Samstag, 12. April 2014

Die Sägerei ist weg – also zumindest fast. Und das kam so: In der vergangenen Woche hatten wir die bereits angekündigte Unterstützung von den zwei Jungs und zwei Mädels der „Jugendbauhütte“ – das sind die Leute, die bei der Stiftung Denkmalschutz in Niedersachsen Ihr freiwilliges soziales Jahr (FSJ) machen. Das machen die unter Anleitung und mit vielen theoretischen Einheiten, die die jungen Leute dazu befähigen sollen, auch im praktischen Einsatz vor Ort nicht nur Staub von Museumsvitrinen oder Exponaten aus der letzten Eiszeit abzustauben, sondern richtig mit anzupacken, wenn es denn notwendig ist!

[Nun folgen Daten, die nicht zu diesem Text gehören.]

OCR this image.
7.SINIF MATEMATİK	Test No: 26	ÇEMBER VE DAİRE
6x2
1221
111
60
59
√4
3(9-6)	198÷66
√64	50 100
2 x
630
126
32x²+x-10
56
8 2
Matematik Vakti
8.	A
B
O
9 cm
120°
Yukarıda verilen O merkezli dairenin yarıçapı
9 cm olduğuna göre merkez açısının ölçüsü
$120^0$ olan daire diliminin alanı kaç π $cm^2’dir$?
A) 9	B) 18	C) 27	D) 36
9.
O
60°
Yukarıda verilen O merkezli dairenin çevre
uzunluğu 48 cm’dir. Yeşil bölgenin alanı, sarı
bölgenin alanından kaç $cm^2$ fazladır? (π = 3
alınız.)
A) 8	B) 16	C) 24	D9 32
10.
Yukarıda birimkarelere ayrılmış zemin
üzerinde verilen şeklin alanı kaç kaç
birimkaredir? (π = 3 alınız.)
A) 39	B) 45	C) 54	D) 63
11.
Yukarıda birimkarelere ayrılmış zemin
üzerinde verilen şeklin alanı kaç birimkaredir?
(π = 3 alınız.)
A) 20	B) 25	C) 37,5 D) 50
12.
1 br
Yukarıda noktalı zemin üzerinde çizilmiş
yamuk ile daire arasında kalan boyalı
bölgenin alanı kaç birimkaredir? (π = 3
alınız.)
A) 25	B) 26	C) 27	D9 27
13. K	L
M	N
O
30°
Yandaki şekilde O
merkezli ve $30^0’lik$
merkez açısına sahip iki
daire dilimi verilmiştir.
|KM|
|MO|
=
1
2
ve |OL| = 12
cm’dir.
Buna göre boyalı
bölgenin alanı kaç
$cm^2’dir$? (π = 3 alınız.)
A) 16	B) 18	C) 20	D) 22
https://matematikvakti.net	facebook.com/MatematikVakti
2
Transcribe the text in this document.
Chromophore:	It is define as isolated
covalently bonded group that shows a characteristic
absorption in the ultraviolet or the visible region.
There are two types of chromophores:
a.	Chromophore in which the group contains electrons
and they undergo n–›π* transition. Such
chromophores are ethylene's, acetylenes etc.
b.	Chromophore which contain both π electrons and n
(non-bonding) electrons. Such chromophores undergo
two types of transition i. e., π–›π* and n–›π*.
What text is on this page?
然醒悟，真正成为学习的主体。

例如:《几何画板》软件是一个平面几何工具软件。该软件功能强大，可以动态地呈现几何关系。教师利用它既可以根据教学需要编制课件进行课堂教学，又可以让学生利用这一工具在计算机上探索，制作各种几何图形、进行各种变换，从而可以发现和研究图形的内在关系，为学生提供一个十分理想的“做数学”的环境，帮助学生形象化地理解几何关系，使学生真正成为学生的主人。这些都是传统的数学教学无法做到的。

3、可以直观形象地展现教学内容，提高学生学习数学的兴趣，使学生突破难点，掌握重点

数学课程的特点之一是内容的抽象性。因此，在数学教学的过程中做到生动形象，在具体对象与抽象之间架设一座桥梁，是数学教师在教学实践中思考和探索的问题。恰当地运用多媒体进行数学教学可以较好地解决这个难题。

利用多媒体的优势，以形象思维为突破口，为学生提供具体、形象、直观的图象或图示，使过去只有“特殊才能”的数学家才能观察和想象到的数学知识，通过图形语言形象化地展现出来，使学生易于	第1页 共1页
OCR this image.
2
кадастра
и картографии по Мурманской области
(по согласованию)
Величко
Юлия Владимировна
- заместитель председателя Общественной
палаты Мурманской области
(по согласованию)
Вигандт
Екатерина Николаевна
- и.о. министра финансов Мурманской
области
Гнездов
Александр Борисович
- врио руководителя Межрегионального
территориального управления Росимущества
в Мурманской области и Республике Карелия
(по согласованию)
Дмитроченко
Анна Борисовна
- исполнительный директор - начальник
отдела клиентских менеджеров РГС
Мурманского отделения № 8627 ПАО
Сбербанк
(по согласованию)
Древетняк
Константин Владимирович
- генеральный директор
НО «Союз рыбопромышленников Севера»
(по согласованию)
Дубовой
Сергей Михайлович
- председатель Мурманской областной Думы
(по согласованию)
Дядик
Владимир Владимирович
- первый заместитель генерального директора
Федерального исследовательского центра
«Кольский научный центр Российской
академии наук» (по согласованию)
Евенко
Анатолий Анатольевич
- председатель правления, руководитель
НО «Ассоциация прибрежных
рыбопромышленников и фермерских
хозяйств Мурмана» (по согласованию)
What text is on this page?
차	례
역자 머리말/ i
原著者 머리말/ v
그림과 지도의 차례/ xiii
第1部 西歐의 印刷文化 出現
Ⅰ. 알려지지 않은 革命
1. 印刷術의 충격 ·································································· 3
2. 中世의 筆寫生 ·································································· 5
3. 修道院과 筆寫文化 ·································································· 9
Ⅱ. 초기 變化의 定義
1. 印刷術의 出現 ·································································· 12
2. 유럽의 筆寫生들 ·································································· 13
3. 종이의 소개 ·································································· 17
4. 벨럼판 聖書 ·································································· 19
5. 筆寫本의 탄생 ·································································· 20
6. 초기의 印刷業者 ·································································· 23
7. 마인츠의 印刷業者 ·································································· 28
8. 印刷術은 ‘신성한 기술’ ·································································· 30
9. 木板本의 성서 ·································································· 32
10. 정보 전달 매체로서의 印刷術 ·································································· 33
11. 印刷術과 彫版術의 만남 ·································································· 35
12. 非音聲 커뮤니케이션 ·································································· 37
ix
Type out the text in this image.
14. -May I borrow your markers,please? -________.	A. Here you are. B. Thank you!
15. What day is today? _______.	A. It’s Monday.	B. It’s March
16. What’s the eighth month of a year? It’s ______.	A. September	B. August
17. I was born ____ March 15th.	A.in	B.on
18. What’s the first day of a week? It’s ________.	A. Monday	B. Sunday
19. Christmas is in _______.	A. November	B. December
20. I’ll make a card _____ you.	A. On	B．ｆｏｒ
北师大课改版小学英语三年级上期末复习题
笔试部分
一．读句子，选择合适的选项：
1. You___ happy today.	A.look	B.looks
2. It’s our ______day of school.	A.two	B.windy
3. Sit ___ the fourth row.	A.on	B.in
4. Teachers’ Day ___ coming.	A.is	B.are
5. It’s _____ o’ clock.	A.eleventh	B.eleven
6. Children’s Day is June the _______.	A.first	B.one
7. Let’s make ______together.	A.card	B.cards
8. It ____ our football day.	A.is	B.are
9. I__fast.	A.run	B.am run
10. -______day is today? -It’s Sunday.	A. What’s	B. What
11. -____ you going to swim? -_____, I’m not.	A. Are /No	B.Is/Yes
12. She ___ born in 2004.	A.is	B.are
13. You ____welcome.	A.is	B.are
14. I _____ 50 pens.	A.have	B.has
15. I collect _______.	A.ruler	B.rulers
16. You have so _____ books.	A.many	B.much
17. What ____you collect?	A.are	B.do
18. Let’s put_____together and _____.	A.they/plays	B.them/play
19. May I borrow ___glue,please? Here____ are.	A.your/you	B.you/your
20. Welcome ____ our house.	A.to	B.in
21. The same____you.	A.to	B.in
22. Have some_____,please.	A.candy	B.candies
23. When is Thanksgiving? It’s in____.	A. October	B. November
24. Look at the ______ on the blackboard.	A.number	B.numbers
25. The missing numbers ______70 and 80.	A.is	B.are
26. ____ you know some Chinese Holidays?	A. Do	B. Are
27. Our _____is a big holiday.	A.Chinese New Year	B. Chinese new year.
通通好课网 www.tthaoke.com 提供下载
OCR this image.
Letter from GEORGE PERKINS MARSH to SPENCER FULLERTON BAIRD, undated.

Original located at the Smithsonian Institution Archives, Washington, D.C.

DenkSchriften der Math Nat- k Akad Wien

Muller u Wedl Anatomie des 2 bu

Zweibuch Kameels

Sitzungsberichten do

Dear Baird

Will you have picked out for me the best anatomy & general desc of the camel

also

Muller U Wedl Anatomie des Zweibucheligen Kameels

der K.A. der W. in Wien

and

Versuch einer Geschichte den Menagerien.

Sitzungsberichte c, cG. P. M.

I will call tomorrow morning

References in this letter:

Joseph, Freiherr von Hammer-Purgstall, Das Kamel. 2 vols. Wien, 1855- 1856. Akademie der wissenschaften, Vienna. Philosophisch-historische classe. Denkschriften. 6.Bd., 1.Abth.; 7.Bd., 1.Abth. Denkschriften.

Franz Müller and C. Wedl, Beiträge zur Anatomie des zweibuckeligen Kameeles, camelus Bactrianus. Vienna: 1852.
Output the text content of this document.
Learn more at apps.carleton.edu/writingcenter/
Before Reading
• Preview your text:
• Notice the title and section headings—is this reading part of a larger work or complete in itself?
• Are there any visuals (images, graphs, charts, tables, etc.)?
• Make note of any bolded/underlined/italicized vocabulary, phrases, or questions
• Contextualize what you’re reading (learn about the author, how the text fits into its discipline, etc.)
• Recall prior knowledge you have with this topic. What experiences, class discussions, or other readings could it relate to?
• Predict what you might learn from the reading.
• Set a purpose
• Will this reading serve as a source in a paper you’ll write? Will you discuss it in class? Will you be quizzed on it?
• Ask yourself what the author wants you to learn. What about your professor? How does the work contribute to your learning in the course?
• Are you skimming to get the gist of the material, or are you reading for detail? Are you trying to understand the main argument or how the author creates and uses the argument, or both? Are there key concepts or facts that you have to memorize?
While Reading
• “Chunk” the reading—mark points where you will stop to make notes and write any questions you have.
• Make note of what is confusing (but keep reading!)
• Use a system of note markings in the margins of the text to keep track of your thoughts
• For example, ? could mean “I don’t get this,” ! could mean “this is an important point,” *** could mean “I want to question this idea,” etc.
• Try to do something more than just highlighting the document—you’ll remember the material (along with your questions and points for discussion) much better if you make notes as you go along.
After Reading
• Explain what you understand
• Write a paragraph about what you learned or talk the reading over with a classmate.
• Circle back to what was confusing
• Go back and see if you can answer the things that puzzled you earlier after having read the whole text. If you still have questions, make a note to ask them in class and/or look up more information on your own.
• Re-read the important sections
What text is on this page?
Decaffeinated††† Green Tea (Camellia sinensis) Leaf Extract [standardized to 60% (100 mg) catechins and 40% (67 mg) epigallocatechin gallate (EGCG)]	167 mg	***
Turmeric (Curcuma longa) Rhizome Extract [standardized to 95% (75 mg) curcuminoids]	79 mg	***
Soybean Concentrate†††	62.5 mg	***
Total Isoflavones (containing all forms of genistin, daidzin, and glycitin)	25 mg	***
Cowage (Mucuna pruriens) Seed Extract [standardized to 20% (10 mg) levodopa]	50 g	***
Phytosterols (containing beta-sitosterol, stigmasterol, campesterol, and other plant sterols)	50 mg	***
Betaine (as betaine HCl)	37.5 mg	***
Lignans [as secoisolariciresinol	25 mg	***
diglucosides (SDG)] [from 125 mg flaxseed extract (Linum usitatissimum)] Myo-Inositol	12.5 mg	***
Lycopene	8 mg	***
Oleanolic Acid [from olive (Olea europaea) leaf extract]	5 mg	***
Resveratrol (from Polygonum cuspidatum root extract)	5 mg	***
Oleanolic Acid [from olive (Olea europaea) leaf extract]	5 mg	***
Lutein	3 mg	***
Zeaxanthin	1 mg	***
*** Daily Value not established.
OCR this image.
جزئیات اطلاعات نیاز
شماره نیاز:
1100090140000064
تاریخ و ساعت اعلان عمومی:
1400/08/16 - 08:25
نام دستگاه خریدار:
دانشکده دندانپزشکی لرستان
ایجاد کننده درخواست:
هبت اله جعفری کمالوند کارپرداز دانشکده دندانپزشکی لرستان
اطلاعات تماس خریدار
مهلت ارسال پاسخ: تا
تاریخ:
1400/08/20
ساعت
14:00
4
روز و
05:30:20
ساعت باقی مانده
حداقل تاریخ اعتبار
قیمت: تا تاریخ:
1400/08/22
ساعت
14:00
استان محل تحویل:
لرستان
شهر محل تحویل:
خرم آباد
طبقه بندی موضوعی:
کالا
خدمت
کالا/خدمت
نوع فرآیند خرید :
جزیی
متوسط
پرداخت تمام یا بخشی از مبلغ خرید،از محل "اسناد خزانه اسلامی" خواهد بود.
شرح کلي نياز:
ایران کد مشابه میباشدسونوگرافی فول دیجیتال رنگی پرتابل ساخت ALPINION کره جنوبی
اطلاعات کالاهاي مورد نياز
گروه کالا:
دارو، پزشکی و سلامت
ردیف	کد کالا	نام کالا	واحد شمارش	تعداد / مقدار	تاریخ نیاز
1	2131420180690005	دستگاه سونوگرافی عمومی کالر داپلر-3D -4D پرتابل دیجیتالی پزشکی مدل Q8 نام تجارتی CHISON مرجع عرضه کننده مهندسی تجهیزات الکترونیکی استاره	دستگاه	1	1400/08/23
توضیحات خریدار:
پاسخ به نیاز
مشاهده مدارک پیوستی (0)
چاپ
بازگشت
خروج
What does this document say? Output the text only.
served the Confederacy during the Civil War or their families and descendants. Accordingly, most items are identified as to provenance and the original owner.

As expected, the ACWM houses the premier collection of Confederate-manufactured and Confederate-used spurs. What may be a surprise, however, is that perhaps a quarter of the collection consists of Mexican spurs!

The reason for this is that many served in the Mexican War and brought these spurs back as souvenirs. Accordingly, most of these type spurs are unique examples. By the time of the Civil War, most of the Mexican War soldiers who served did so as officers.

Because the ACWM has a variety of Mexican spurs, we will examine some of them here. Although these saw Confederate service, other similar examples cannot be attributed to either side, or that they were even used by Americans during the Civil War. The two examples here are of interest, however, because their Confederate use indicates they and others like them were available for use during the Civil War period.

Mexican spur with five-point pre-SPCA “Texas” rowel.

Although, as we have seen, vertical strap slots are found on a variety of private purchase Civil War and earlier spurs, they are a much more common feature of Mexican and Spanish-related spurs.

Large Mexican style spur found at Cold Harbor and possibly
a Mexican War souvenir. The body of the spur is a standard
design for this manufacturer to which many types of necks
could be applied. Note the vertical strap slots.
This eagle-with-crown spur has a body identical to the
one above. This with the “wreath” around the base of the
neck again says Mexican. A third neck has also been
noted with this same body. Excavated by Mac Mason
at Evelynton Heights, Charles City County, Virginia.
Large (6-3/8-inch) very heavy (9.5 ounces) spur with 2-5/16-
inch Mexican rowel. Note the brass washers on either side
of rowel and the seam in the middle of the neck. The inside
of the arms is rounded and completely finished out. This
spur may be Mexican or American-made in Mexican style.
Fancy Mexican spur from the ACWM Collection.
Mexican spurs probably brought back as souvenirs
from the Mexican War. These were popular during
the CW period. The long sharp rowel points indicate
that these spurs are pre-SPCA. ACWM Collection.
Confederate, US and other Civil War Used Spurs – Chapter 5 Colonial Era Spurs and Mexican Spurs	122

Und es war notwendig, denn bei uns haben die Vier in der Woche die Reste (und das waren noch ganz schön viele Reste) der alten Sägerei abgetragen. 4 tatkräftige junge Menschen, die jeden Tag 8 Stunden vor Ort arbeiten, schaffen ganz schön was weg, wie man auf den Bildern sehen kann.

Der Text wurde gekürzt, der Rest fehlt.